Leidse Vertaling 1912/1994 | Book List

Navigation


 

Psalmen 16

1 Een kleinood van David. Bewaar mij, o God, want tot u neem ik mijn toevlucht.

2 Ik zeg tot den Heer: Gij zijt mijn heer, ik vind geen geluk buiten u.

3 Wat de heiligen betreft die op aarde zijn, de machtigen in wie hij al zijn welbehagen heeft,

4 talrijk zijn de smarten van hen die hun God tegen een anderen verruild hebben; hun plengoffers van bloed zal ik niet plengen, hun namen niet op mijn lippen nemen.

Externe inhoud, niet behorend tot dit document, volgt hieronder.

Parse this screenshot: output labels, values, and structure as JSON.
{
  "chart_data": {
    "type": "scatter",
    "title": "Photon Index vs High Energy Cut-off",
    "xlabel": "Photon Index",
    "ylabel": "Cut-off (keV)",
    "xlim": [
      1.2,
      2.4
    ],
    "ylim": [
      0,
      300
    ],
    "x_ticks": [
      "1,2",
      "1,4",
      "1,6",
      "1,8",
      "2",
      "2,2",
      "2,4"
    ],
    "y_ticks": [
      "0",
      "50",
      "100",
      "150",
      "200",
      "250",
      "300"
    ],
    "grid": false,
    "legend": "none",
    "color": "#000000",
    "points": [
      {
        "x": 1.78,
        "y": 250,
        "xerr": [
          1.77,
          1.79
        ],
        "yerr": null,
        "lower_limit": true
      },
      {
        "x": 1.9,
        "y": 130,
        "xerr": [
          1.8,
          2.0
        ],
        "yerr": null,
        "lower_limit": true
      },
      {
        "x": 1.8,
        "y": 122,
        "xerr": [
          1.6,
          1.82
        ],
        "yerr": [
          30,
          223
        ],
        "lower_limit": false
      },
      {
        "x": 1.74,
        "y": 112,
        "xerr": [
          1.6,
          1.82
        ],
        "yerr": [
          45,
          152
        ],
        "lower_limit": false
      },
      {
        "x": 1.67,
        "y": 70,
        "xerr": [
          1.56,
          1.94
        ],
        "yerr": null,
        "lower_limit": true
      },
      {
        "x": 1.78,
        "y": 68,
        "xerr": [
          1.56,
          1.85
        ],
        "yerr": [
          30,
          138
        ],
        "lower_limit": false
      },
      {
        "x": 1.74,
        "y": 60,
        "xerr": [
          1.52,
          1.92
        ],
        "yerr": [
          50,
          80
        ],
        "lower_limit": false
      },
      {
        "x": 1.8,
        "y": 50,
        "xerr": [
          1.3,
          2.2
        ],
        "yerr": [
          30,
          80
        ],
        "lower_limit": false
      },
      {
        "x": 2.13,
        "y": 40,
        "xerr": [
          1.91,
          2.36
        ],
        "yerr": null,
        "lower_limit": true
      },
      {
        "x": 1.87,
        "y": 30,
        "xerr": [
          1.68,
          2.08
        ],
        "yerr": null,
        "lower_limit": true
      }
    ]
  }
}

5 De Heer is erf en beker, mij beschoren; gij blijft mijn lot besturen;

6 de snoeren zijn mij gevallen in lieflijke dreven, ja, mijn erfdeel bekoort mij.

7 Ik wil den Heer loven, die mij goeden raad gegeven heeft, zelfs des nachts onderwezen mij mijn nieren.

8 Ik stel mij den Heer steeds voor ogen; als hij aan mijn rechterhand is, wankel ik niet.

9 Dies verheugt zich mijn hart en juicht mijn gemoed; ook zal mijn vlees in veiligheid wonen.

10 Want gij zult mij niet aan de onderwereld prijsgeven, niet toestaan dat uw vrome de groeve ziet.

11 Gij zult mij den weg ten leven bekendmaken; verzadiging van vreugde is voor uw aangezicht, allerlei liefelijks in uw rechterhand voor altijd.